Arizona’s State Senate is conducting a painstaking audit of the 2020 election in Maricopa County, which includes the city of Phoenix and most of the state’s population. President Joe Biden won the county last year, carrying the state by about 11,000 votes.
No evidence has emerged to indicate that the results were fraudulent. But former president Donald Trump has convinced much of his base that Democrats stole the election, and Arizona Republicans have called for a recount to show they take their voters’ concerns seriously.
Some are now wondering if it’s worth it. Rejecting the work done by state election officials six months ago, the State Senate has volunteered to count the vote with its own auditors, subpoenaing all 21 million ballots.

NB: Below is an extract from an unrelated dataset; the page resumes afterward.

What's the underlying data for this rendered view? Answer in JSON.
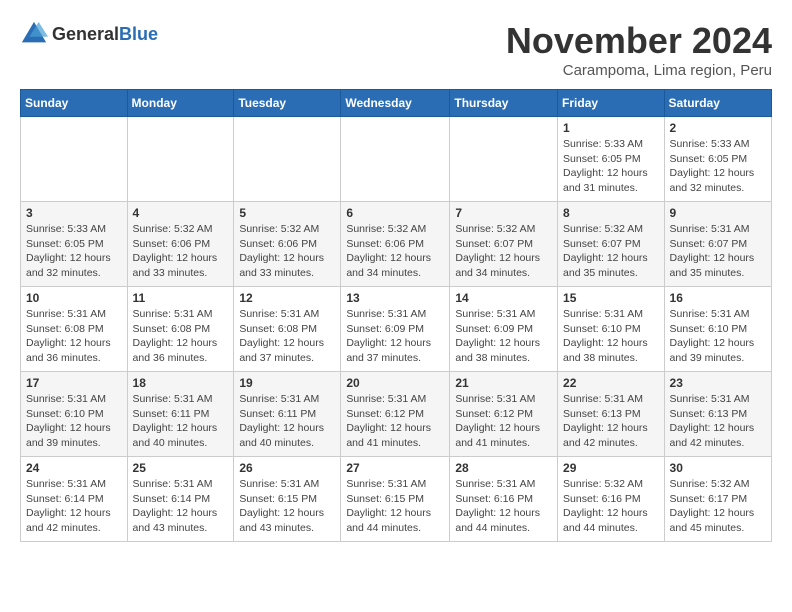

To house the effort, the Senate has rented out the Arizona Veterans Memorial Coliseum until 14 May – this Friday. So far their auditors have recounted about 250,000 votes. At that rate, they’ll be done some time in August.
Arizona’s secretary of state, Katie Hobbs, has condemned the effort, saying the equipment being used is uncertified and the counting methods deviate from “standard best practices.”
“Though conspiracy theorists are undoubtedly cheering on these types of inspections – and perhaps providing financial support because of their use – they do little other than further marginalise the professionalism and intent of this ‘audit,’” she said on Wednesday.
Since making those comments, Ms Hobbs has received death threats, and Governor Doug Ducey has ordered state police to protect her.
Even before the current review, Arizona’s 2020 vote had already been audited. In accordance with Arizona state law, county election officials performed hand-counts of large numbers of ballots and compared them to the original machine counts. According to county officials, the machine counts were found to be 100 per cent accurate.
Officials worry the new recount effort will cast doubt on legitimate election results.
“It would be unfortunate if the antics and false allegations of people who didn’t like the results lead voters to question a system that is designed to be fair,” Maricopa County communications director Fields Moseley told CBS News.